Received-SPF: pass (google.com: domain of linux-ext4-owner@vger.kernel.org designates 23.128.96.18 as permitted sender) client-ip=23.128.96.18;
Date:   Fri, 8 Oct 2021 09:48:39 +0200
From:   Michal Hocko <mhocko@suse.com>
To:     NeilBrown <neilb@suse.de>
Cc:     Dave Chinner <david@fromorbit.com>,
        Vlastimil Babka <vbabka@suse.cz>,
        Andrew Morton <akpm@linux-foundation.org>,
        Theodore Ts'o <tytso@mit.edu>,
        Andreas Dilger <adilger.kernel@dilger.ca>,
        "Darrick J. Wong" <djwong@kernel.org>,
        Matthew Wilcox <willy@infradead.org>,
        Mel Gorman <mgorman@suse.de>, Jonathan Corbet <corbet@lwn.net>,
        linux-xfs@vger.kernel.org, linux-ext4@vger.kernel.org,
        linux-fsdevel@vger.kernel.org, linux-nfs@vger.kernel.org,
        linux-mm@kvack.org, linux-kernel@vger.kernel.org,
        linux-doc@vger.kernel.org
Subject: Re: [PATCH 2/6] MM: improve documentation for __GFP_NOFAIL
Message-ID: <YV/31+qXwqEgaxJL@dhcp22.suse.cz>
References: <163184698512.29351.4735492251524335974.stgit@noble.brown>
 <163184741778.29351.16920832234899124642.stgit@noble.brown>
 <b680fb87-439b-0ba4-cf9f-33d729f27941@suse.cz>
 <YVwyhDnE/HEnoLAi@dhcp22.suse.cz>
 <eba04a07-99da-771a-ab6b-36de41f9f120@suse.cz>
 <20211006231452.GF54211@dread.disaster.area>
 <YV7G7gyfZkmw7/Ae@dhcp22.suse.cz>
 <163364854551.31063.4377741712039731672@noble.neil.brown.name>
MIME-Version: 1.0
Content-Type: text/plain; charset=us-ascii
Content-Disposition: inline
In-Reply-To: <163364854551.31063.4377741712039731672@noble.neil.brown.name>
Precedence: bulk

On Fri 08-10-21 10:15:45, Neil Brown wrote:
> On Thu, 07 Oct 2021, Michal Hocko wrote:
> > On Thu 07-10-21 10:14:52, Dave Chinner wrote:
> > > On Tue, Oct 05, 2021 at 02:27:45PM +0200, Vlastimil Babka wrote:
> > > > On 10/5/21 13:09, Michal Hocko wrote:
> > > > > On Tue 05-10-21 11:20:51, Vlastimil Babka wrote:
> > > > > [...]
> > > > >> > --- a/include/linux/gfp.h
> > > > >> > +++ b/include/linux/gfp.h
> > > > >> > @@ -209,7 +209,11 @@ struct vm_area_struct;
> > > > >> >   * used only when there is no reasonable failure policy) but it is
> > > > >> >   * definitely preferable to use the flag rather than opencode endless
> > > > >> >   * loop around allocator.
> > > > >> > - * Using this flag for costly allocations is _highly_ discouraged.
> > > > >> > + * Use of this flag may lead to deadlocks if locks are held which would
> > > > >> > + * be needed for memory reclaim, write-back, or the timely exit of a
> > > > >> > + * process killed by the OOM-killer.  Dropping any locks not absolutely
> > > > >> > + * needed is advisable before requesting a %__GFP_NOFAIL allocate.
> > > > >> > + * Using this flag for costly allocations (order>1) is _highly_ discouraged.
> > > > >> 
> > > > >> We define costly as 3, not 1. But sure it's best to avoid even order>0 for
> > > > >> __GFP_NOFAIL. Advising order>1 seems arbitrary though?
> > > > > 
> > > > > This is not completely arbitrary.
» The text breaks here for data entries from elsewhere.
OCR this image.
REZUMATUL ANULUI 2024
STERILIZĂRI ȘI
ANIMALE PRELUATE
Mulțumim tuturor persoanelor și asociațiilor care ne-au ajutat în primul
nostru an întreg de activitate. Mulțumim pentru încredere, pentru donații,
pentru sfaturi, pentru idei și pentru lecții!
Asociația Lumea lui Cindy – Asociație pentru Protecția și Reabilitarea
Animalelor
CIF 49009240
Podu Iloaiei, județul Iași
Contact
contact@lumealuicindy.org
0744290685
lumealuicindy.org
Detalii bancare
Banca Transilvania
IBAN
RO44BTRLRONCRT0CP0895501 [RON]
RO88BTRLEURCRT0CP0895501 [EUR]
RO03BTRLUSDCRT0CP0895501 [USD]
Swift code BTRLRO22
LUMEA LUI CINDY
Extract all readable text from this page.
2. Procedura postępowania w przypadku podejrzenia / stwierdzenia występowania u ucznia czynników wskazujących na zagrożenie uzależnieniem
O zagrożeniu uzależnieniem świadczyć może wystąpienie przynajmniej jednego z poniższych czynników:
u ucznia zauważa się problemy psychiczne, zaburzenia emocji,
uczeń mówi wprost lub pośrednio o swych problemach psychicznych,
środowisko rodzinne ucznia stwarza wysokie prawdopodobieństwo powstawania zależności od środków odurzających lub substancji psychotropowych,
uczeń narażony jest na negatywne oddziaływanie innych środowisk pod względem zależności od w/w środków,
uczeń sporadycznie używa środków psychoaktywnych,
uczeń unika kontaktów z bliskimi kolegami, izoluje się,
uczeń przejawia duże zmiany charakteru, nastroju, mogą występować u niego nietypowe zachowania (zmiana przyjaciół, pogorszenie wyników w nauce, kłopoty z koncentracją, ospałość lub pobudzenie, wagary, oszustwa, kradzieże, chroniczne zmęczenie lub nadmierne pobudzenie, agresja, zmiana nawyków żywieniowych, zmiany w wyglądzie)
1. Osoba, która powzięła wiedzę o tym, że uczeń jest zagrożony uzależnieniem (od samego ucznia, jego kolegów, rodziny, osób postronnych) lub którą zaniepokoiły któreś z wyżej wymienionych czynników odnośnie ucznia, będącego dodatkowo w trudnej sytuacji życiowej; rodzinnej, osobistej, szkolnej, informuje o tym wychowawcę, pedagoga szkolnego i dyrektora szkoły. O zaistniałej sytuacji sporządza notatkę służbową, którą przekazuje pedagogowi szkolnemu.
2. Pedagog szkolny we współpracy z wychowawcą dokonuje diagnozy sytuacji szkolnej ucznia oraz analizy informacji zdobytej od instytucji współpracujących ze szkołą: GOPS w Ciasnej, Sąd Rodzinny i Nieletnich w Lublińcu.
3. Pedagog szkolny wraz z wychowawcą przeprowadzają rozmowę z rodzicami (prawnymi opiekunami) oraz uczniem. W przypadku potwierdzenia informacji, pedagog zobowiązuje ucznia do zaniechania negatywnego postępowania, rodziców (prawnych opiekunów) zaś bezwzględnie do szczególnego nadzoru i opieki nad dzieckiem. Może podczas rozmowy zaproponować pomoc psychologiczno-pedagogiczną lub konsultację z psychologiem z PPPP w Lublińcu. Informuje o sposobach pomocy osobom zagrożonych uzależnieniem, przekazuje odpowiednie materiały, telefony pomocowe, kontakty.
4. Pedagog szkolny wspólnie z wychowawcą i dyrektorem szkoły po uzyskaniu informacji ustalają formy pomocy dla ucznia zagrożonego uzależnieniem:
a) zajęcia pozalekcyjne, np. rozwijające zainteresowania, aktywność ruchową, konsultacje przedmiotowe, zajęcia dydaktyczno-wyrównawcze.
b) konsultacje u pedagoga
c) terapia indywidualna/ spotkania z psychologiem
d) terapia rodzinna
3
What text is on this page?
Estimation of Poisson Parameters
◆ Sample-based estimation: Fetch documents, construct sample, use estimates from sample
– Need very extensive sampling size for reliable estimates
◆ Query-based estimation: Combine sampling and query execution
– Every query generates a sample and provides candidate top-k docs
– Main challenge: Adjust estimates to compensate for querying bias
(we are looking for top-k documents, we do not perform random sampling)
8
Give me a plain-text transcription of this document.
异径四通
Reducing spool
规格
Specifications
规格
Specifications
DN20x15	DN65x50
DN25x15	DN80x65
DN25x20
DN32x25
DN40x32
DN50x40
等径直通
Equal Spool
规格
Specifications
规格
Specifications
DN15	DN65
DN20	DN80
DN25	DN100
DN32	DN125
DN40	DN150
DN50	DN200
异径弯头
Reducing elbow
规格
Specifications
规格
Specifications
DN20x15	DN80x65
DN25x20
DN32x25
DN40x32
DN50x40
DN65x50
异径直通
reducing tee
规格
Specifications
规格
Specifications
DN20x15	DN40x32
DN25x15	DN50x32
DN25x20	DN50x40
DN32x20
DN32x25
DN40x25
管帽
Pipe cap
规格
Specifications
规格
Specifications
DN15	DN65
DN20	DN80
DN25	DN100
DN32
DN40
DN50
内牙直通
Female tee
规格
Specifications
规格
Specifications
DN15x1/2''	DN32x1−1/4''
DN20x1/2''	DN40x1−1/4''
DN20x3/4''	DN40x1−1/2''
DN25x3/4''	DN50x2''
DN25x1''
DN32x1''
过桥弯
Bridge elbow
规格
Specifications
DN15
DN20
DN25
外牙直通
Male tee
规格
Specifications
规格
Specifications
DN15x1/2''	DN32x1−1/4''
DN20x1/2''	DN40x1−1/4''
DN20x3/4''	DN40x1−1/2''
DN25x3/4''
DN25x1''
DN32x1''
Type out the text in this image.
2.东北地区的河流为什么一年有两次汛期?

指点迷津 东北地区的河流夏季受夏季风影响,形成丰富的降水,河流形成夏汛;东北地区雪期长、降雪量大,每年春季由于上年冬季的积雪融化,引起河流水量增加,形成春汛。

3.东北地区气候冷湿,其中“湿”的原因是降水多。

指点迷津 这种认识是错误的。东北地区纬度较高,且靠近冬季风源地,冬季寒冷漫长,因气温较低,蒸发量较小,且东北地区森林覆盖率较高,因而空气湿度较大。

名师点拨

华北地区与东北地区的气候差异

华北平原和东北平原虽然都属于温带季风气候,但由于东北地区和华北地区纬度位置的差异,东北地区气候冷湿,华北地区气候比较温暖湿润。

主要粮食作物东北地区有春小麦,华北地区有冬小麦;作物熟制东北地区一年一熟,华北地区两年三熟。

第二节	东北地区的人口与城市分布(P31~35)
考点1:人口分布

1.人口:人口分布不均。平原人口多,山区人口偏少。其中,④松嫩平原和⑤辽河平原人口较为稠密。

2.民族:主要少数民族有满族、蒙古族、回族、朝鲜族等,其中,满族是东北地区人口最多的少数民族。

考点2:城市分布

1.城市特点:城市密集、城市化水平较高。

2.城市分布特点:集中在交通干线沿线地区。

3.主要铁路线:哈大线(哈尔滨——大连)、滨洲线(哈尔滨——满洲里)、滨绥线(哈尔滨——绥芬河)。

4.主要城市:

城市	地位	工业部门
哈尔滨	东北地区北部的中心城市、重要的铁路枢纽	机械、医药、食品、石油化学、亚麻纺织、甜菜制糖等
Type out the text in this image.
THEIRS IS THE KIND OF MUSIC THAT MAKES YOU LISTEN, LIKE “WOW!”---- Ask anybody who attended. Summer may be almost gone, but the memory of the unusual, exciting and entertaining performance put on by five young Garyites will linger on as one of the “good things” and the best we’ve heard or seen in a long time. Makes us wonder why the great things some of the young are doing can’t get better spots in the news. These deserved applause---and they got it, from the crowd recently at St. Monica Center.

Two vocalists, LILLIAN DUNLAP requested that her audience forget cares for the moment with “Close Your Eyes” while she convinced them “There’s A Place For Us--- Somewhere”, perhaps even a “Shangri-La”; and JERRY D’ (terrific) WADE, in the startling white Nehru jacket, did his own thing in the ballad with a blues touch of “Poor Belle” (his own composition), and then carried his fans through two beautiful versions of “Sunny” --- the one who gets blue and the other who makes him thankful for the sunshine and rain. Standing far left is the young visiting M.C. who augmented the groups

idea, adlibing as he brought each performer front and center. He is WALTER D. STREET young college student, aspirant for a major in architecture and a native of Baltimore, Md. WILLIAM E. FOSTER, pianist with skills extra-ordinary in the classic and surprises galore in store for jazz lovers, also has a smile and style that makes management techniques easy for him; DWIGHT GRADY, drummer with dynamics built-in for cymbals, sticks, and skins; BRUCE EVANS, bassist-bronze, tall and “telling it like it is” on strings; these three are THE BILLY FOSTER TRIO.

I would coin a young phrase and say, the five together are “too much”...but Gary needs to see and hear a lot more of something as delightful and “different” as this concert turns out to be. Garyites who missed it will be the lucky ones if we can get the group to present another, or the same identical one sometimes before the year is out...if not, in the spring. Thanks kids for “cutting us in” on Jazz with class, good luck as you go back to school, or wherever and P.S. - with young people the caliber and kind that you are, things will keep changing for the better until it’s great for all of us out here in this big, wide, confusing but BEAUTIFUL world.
We have a warning for any higher order
> > > > > allocation.
> > > > > rmqueue:
> > > > > 	WARN_ON_ONCE((gfp_flags & __GFP_NOFAIL) && (order > 1));
> > > > 
> > > > Oh, I missed that.
> > > > 
> > > > > I do agree that "Using this flag for higher order allocations is
> > > > > _highly_ discouraged.
> > > > 
> > > > Well, with the warning in place this is effectively forbidden, not just
> > > > discouraged.
> > > 
> > > Yup, especially as it doesn't obey __GFP_NOWARN.
> > > 
> > > See commit de2860f46362 ("mm: Add kvrealloc()") as a direct result
> > > of unwittingly tripping over this warning when adding __GFP_NOFAIL
> > > annotations to replace open coded high-order kmalloc loops that have
> > > been in place for a couple of decades without issues.
> > > 
> > > Personally I think that the way __GFP_NOFAIL is first of all
> > > recommended over open coded loops and then only later found to be
> > > effectively forbidden and needing to be replaced with open coded
> > > loops to be a complete mess.
> > 
> > Well, there are two things. Opencoding something that _can_ be replaced
> > by __GFP_NOFAIL and those that cannot because the respective allocator
> > doesn't really support that semantic. kvmalloc is explicit about that
> > IIRC. If you have a better way to consolidate the documentation then I
> > am all for it.
> 
> I think one thing that might help make the documentation better is to
> explicitly state *why* __GFP_NOFAIL is better than a loop.
> 
> It occurs to me that
>   while (!(p = kmalloc(sizeof(*p), GFP_KERNEL));
> 
> would behave much the same as adding __GFP_NOFAIL and dropping the
> 'while'.  So why not? I certainly cannot see the need to add any delay
> to this loop as kmalloc does a fair bit of sleeping when permitted.
> 
> I understand that __GFP_NOFAIL allows page_alloc to dip into reserves,
> but Mel holds that up as a reason *not* to use __GFP_NOFAIL as it can
> impact on other subsystems.

__GFP_NOFAIL usage is a risk on its own. It is a hard requirement that
the allocator cannot back off. So it has to absolutely everything to
suceed. Whether it cheats and dips into reserves or not is a mere
implementation detail and a subject to the specific implementation.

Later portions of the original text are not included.